The Spirit of a Shark


Richard Ellis's epic SHARK Exhibition at the Museum of Art in Fort Lauderdale, Florida, which opened last May, has shown again the power of art to move people, and I am deeply pleased and grateful that my own shark story, along with four paintings, was included.

I began to paint sharks when I first encountered shark finning in 1994, when a ship full of shark fins docked in the port of Papeete. As a result of that experience, I went looking for sharks, tried to get to know them as animals and individuals, and began painting them as a way of encouraging others to appreciate and protect them.

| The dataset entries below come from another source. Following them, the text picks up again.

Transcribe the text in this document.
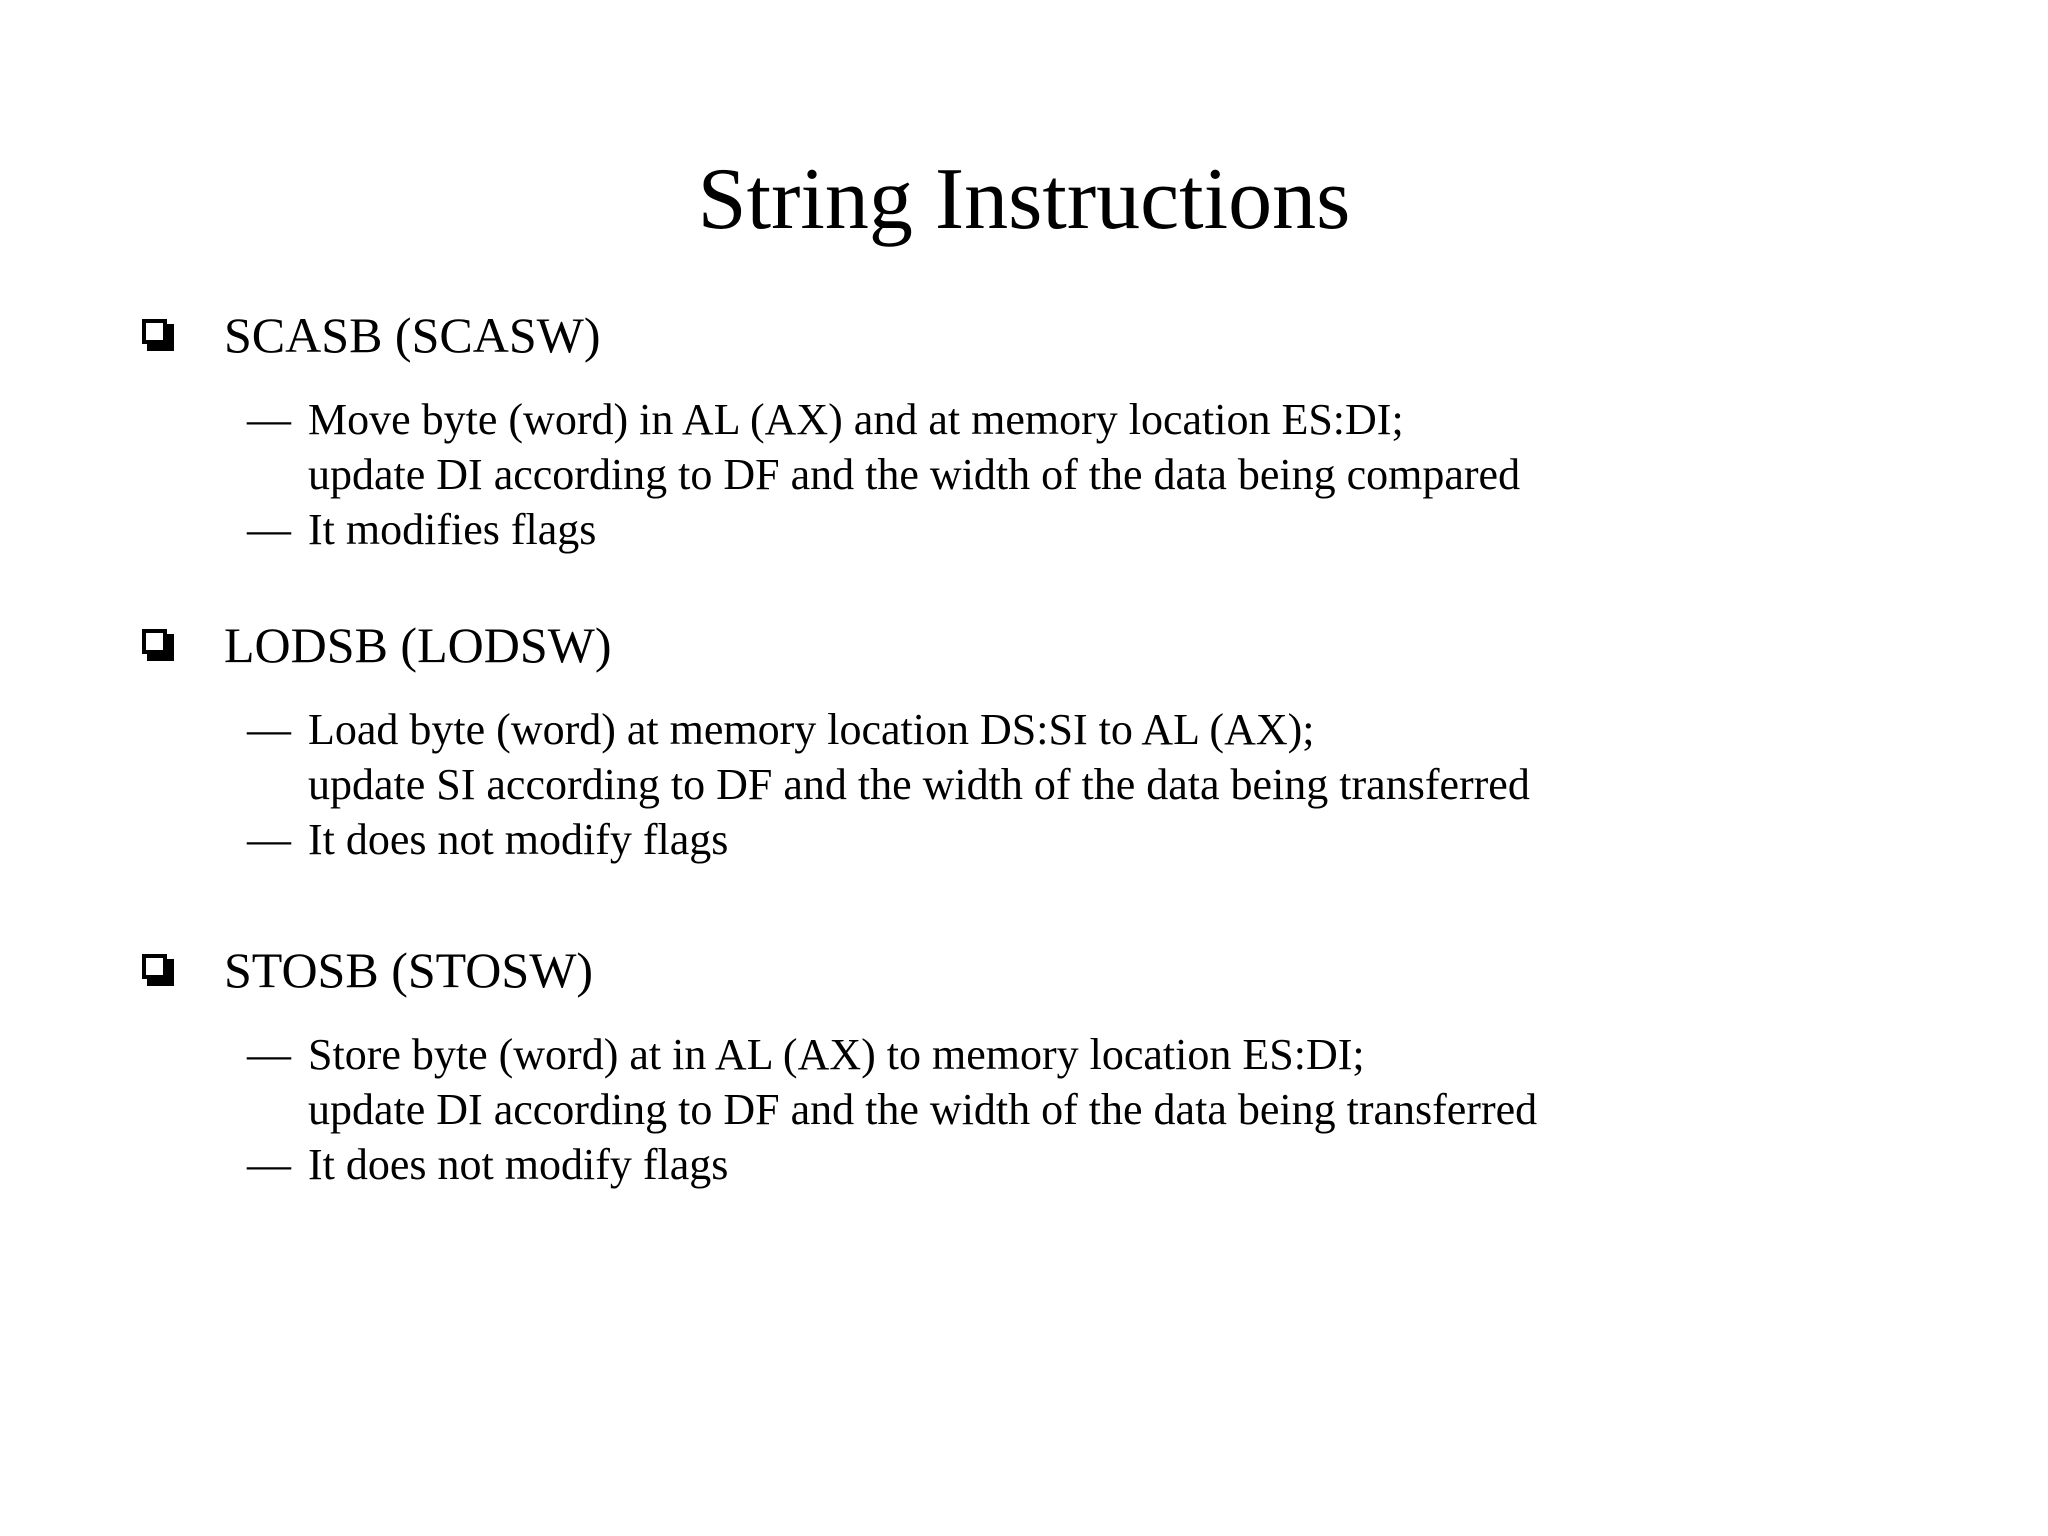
String Instructions
SCASB (SCASW)
— Move byte (word) in AL (AX) and at memory location ES:DI;
update DI according to DF and the width of the data being compared
— It modifies flags
LODSB (LODSW)
— Load byte (word) at memory location DS:SI to AL (AX);
update SI according to DF and the width of the data being transferred
— It does not modify flags
STOSB (STOSW)
— Store byte (word) at in AL (AX) to memory location ES:DI;
update DI according to DF and the width of the data being transferred
— It does not modify flags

What struck me spellbound about them from the first, was the way they would come and look. Those moments when a shark came to gaze straight back from just inches away stretched out for a very long time, and were nothing like the moments of eye-contact shared with other people or mammals. Sharks are different.

The shark's gaze conveys a spirit of considerable power which I tried repeatedly to capture in my paintings.

This rendering of Emma, the beloved elderly lady tiger shark of Tiger Beach in the Bahamas is an example. I was taken to see her by Jim Abernethy, who is a kindred spirit in shark appreciation and protection. The powerful bond between Jim and Emma was clear to see as she swam up to him repeatedly to be stroked, and opened her mouth so he could check her latest hook wound—he had removed more than three hooks from her mouth during their ten year friendship. Her trusting and familiar behaviour with him was unexpected in a fourteen foot tiger shark, and illustrated the strength of the human-to-shark bond that the two shared.

It was the first such bond I had seen subsequent to the companionships I developed with the Tahitian sharks during my quest to know them, which I shared in my book, “My Sunset Rendezvous : Crisis in Tahiti,” after nearly the entire community was finned.